Sur scène, elle a annoncé qu’elle pensait, à son retour, donner des concerts acoustiques très dépouillés, et elle en a donné une manière de préfiguration en chantant, de manière impromptue, I Wish You Love, la version anglophone de Que reste-t-il de nos amours. D’ailleurs, ce concert était plein de surprises et de ces coups de tête dont Patricia Kaas est familière : une longue improvisation délirante avec son guitariste Pascal B. Carmen, cette impressionnante robe à crinoline blanche qu’elle n’était pas toujours sûre, quelques minutes avant de retourner en coulisses, de mettre pour son dernier rappel, l’amusante exhibition de deux ours en peluche chantant une chanson en anglais (offerts pendant un concert par un fan, elle les a baptisés Jean-Jacques et Pascal, par allusion à Goldman et Obispo, qui lui ont donné beaucoup de chansons).
En effet, sur la vingtaine de chansons du concert, plus de la moitié viennent de ces deux compositeurs en or : sept d’Obispo et quatre de Goldman, dont le majestueux Les chansons commencent, qui clôt le concert avant les rappels, et pour lequel Yvan Cassar a écrit un final énorme de toute la puissance d’un orchestre classique d’une soixantaine de musiciens.
De manière générale, c’est dans cet esprit de puissance que les chansons de Patricia Kaas sont transposées pour grand orchestre et groupe rock : le grand panoramique de l’orchestre dans Entrer dans la lumière, le croisement de sonneries de cuivres et de programmations électroniques discrètes à la fin des Éternelles, le contraste entre l’énormité du tutti final de l’orchestre et l’aspect chétif des programmations dans Je voudrais la connaître, l’atmosphère fantastique très marquée pour L’Aigle noir repris de Barbara, le mouvement très stressé des cordes dans Les Hommes qui passent, les friselis presque psychédéliques des violons dans Laissez-moi chanter... L’orchestre élargit l’imaginaire, les sentiments, la portée des chansons, que le groupe retient par sa puissance rythmique près des valeurs populaires et de la lisibilité absolue du refrain.

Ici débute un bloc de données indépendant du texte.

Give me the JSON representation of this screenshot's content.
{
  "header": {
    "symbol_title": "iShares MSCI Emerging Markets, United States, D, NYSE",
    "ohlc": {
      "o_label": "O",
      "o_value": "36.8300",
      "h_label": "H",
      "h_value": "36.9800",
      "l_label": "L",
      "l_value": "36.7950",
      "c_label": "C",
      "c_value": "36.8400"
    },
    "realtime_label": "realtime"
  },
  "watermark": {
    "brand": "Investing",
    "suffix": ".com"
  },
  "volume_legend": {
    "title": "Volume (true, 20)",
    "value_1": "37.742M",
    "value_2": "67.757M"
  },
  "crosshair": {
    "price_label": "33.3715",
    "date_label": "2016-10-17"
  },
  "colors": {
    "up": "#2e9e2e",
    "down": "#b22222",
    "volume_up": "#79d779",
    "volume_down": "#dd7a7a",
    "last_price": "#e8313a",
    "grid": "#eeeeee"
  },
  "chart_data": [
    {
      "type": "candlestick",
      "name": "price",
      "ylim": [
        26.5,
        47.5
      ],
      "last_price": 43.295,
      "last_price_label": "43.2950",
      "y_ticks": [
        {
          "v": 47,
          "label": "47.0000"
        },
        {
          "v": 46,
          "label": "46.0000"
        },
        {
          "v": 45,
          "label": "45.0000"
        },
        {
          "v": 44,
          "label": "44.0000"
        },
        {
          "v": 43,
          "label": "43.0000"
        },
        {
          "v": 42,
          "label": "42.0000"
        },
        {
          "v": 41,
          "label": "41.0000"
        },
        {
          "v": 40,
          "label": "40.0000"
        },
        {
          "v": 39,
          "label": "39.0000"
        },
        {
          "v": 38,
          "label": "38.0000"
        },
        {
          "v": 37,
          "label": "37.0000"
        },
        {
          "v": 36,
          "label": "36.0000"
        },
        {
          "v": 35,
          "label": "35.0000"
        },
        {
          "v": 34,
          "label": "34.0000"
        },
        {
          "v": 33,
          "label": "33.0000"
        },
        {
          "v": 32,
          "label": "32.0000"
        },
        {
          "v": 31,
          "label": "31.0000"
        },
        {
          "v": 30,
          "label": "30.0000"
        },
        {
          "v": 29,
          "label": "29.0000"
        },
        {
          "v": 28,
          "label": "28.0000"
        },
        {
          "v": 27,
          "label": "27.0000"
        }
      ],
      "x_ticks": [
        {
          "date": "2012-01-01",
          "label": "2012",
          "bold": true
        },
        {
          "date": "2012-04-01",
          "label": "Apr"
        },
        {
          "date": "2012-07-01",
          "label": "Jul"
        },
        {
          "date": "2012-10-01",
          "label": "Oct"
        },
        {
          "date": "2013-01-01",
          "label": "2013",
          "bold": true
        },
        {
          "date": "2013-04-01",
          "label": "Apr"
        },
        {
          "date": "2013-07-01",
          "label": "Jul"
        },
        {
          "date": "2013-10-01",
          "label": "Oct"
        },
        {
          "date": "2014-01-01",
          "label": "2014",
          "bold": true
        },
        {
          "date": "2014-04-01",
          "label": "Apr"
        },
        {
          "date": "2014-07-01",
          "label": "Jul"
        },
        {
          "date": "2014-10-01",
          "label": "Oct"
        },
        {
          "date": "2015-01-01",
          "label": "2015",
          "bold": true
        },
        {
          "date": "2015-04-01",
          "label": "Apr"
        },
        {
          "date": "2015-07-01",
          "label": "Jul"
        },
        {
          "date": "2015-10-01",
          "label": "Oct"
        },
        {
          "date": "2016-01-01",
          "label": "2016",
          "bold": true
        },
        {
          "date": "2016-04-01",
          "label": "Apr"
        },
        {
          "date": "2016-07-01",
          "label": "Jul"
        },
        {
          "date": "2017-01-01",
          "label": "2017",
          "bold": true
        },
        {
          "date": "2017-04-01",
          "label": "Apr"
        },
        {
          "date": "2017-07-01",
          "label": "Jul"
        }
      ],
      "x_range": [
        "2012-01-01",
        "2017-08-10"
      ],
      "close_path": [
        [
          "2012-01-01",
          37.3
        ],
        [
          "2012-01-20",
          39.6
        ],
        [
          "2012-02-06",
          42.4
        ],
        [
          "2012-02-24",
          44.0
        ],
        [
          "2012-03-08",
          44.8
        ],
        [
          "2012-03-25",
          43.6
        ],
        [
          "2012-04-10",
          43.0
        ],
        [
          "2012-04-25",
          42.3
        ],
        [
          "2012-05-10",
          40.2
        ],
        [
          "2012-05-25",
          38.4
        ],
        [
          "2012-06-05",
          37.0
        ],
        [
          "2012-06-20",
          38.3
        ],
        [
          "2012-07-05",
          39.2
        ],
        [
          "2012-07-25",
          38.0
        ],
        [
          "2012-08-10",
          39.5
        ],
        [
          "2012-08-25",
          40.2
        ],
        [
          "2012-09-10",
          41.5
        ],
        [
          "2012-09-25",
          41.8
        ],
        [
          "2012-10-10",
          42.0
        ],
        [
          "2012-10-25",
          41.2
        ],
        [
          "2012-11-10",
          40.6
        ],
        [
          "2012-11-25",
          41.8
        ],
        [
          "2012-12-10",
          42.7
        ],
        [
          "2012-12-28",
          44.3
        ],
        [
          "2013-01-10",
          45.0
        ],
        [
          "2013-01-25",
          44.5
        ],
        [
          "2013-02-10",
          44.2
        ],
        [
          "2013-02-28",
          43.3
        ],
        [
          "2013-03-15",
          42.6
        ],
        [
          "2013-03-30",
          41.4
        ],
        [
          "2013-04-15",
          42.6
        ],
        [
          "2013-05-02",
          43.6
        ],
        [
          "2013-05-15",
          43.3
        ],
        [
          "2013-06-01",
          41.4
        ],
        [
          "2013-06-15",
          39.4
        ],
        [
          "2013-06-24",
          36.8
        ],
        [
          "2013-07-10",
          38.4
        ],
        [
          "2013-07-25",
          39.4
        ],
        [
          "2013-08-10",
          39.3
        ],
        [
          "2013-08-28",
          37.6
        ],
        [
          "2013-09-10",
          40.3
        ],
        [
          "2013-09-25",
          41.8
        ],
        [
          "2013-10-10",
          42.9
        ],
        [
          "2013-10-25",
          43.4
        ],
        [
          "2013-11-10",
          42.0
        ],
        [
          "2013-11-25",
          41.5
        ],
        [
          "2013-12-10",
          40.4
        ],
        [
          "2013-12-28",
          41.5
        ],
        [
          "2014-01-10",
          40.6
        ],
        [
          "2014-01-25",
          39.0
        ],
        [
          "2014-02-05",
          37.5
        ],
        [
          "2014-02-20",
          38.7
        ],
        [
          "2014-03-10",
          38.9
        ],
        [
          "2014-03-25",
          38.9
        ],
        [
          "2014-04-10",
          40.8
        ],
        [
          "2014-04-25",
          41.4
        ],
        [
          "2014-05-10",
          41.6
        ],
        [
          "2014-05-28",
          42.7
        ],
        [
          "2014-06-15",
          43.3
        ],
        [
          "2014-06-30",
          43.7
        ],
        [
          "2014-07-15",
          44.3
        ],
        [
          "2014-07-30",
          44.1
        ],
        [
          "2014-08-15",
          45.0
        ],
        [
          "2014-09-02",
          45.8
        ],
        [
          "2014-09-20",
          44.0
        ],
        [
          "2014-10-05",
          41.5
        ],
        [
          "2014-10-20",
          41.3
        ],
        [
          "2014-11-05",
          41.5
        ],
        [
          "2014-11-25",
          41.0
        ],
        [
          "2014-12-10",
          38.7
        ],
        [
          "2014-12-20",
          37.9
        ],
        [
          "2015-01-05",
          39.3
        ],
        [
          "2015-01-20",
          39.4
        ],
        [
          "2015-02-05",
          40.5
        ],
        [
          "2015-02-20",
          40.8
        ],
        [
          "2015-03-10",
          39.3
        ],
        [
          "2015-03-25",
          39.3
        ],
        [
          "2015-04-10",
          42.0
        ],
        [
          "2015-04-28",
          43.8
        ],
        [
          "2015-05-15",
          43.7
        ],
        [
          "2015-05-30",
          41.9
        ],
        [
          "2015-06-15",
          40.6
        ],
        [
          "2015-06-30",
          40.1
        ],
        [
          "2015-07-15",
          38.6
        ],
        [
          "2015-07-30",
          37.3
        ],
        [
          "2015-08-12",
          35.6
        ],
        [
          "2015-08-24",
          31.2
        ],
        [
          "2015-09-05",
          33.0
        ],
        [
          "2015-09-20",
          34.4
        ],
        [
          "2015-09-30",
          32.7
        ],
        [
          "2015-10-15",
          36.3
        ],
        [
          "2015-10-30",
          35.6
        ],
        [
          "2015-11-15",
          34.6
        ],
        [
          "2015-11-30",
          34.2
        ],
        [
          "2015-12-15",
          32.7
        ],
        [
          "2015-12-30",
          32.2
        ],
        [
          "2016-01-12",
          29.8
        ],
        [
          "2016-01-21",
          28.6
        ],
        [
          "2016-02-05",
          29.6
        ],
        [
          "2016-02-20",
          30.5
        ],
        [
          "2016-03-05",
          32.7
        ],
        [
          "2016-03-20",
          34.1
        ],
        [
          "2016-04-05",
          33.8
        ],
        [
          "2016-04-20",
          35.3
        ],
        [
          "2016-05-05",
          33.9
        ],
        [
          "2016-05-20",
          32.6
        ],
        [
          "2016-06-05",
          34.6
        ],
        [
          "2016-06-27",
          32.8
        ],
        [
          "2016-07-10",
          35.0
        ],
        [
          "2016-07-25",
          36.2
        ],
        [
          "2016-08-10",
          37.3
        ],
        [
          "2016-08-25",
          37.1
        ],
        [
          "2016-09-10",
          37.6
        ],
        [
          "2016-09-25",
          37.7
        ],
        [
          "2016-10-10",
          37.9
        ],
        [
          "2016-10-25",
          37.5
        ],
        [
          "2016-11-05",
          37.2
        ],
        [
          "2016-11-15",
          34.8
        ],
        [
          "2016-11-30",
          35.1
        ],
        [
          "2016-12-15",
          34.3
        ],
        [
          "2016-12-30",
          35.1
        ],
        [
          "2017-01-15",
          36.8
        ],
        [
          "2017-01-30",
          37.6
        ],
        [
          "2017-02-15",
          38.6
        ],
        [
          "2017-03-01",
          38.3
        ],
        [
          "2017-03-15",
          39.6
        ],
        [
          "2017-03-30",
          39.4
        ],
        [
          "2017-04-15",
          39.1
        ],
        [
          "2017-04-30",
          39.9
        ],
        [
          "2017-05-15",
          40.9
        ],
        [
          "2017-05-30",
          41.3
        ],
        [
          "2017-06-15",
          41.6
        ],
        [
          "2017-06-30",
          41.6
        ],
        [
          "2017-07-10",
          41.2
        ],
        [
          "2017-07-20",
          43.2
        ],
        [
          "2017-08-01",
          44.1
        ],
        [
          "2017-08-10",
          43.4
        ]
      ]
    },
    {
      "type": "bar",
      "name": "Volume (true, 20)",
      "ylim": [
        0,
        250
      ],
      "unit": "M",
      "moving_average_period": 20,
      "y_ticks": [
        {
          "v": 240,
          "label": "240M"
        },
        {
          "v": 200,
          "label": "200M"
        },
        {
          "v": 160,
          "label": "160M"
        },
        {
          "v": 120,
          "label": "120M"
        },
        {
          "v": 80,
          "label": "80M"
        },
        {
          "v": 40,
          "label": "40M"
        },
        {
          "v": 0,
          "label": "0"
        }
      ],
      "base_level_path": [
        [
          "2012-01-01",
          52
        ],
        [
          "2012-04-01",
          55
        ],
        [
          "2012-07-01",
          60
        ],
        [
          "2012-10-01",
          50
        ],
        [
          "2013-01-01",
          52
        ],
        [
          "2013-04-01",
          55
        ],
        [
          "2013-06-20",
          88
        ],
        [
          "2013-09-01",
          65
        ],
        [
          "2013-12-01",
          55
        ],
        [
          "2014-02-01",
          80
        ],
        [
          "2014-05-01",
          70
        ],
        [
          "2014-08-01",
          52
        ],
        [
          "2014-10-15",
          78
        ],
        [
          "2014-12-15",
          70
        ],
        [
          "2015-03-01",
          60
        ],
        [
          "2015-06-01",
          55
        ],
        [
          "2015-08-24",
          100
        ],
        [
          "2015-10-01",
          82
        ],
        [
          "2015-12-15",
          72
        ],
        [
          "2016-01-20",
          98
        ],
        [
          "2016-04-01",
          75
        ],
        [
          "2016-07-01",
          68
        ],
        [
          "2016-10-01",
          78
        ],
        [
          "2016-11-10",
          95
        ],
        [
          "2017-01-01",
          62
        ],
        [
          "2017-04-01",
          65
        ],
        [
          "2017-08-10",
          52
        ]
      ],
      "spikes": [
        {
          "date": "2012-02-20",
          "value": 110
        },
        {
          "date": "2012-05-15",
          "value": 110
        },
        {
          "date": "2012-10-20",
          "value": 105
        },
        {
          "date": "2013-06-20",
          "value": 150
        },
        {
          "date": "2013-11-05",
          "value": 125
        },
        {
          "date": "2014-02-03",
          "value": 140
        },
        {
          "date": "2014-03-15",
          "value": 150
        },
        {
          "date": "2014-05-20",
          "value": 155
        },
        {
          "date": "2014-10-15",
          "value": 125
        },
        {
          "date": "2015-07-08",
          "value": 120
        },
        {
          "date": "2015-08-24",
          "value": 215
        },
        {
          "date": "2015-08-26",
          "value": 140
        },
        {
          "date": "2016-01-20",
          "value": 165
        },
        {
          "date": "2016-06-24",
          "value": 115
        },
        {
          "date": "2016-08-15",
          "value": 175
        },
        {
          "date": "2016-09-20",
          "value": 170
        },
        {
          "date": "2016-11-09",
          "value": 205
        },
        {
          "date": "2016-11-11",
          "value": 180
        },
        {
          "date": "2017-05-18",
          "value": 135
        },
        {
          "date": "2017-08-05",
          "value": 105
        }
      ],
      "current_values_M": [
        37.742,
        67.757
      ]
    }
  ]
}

La rencontre doit dépayser les musiciens d’orchestre, comme lorsque le public bat des mains pour l’accompagner dans Une femme comme une autre et que Patricia vient, en chantant, chatouiller le chef dans le dos - ce qui lui fait perdre sa battue. Mais elle-même montre une belle maîtrise en se pliant à l’implacable mécanique de l’orchestre, beaucoup moins souple qu’un petit groupe pop capable de réagir à la moindre inflexion de rythme ou de souffle de la chanteuse ; là, c’est elle qui se soumet à la marche inflexible du philharmonique.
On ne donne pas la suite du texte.